Inmiddels is Habitat Brussel ruim zes weken mijn leefgebied. De tijd vul ik in met regeldingetjes. Zoals een verblijfsstatus krijgen. Iets dat niet meevalt, omdat elk permanentie-gesprek direct doodloopt op ‘U komt uit de EU dus u mag niet hier zijn’. Maar er is gelukkig wat beweging. De rest van de tijd verken ik de fysieke leefomgeving van BXL en het sociale weefsel van de stad.
Omdat ik niet geregistreerd word als dakloze (want dat mag niet volgens de OCMW-wet) ben ik rechtenloos. Een organisme met de zelfde kenmerken als Homo sapiens. En als organisme ben ik onderdeel van habitat Brussel. Een gebruiker van het landschap. Stadsnatuur. Zoiets als duiven of ratten. Zo word ik soms ook behandeld.
Het zal u dan vast ook niet verwonderen dat ik mijn sociale kaart van onderaf opbouw.

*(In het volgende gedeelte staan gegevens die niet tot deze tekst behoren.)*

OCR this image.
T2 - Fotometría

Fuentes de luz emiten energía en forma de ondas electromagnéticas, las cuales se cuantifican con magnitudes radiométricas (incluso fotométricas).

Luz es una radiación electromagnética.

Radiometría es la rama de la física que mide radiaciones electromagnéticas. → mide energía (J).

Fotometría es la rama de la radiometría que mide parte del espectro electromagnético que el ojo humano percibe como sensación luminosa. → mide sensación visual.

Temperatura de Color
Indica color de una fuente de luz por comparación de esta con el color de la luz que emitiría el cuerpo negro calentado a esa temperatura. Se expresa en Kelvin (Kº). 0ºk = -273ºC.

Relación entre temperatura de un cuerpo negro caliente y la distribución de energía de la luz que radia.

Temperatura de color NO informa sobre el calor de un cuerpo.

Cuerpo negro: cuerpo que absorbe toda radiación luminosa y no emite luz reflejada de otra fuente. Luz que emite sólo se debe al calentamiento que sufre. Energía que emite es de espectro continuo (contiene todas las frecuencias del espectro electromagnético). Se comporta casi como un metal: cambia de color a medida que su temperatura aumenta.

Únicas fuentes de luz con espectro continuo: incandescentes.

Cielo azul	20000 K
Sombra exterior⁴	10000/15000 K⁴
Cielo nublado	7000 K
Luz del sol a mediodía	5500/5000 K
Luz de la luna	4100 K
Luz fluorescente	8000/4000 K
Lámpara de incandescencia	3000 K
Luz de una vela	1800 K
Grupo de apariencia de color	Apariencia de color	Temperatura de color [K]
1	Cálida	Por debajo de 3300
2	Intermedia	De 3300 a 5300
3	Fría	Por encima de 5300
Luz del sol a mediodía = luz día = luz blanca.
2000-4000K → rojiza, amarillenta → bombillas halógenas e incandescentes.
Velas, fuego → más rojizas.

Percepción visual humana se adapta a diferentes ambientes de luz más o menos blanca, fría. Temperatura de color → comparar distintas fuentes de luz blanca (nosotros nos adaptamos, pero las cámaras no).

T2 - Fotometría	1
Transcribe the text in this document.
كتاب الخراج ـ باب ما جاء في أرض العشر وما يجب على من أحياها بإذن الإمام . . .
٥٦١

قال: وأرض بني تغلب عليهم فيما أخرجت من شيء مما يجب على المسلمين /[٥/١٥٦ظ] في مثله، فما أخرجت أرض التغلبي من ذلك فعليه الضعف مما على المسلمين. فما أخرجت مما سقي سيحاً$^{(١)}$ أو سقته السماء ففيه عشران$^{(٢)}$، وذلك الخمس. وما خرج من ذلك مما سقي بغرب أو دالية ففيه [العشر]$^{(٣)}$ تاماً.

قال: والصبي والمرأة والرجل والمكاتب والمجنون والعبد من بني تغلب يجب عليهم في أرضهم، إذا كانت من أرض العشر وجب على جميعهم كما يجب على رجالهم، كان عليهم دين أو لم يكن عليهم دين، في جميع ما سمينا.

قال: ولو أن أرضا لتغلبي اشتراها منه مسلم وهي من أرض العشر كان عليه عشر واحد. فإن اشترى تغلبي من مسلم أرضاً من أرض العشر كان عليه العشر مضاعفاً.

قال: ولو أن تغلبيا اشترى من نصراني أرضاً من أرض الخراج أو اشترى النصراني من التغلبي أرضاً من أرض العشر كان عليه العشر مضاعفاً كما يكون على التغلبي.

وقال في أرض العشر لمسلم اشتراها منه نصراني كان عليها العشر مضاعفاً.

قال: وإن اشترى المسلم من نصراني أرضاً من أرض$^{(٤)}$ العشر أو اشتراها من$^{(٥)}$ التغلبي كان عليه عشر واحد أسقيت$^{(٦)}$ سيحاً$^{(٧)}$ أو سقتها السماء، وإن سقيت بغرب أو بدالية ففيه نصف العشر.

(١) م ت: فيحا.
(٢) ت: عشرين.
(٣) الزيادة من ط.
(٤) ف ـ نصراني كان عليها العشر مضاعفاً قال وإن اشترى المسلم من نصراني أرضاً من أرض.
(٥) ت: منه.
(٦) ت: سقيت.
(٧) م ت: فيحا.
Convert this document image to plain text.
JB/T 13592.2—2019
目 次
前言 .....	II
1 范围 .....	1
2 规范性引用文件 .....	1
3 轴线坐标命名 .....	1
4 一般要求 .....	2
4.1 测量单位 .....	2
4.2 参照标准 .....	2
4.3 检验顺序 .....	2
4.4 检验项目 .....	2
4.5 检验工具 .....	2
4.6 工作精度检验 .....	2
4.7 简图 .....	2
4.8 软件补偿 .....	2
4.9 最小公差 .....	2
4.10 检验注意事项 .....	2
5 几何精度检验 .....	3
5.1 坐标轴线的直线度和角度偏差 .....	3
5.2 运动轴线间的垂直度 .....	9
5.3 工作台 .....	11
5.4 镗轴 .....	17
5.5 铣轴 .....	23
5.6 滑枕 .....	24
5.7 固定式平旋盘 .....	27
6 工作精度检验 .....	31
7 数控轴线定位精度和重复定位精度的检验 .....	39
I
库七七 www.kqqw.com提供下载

Niet door de ogen van politiek wensdenken en beleidsmakers, maar door de ogen van een dakloze. Dat is laveren tussen illegaliteit en legaliteit. Dat is niet mijn keuze. Het is de keuze van Brussels gastvrijheid dat ik illegaal moet zijn.
Prima, als het zo moet zijn. Maar ga straks niet klagen dat mijn zichtbaarheid in het stadse niet past bij mijn status. En ga niet zeggen dat ik eerst een status moet krijgen voordat ik zichtbaar mag zijn. En totdat er meer duidelijk is, ben ik uw luis in de pels. De bever die knaagt aan de boom.
Trouwens, de Zenne… daar zit een bever.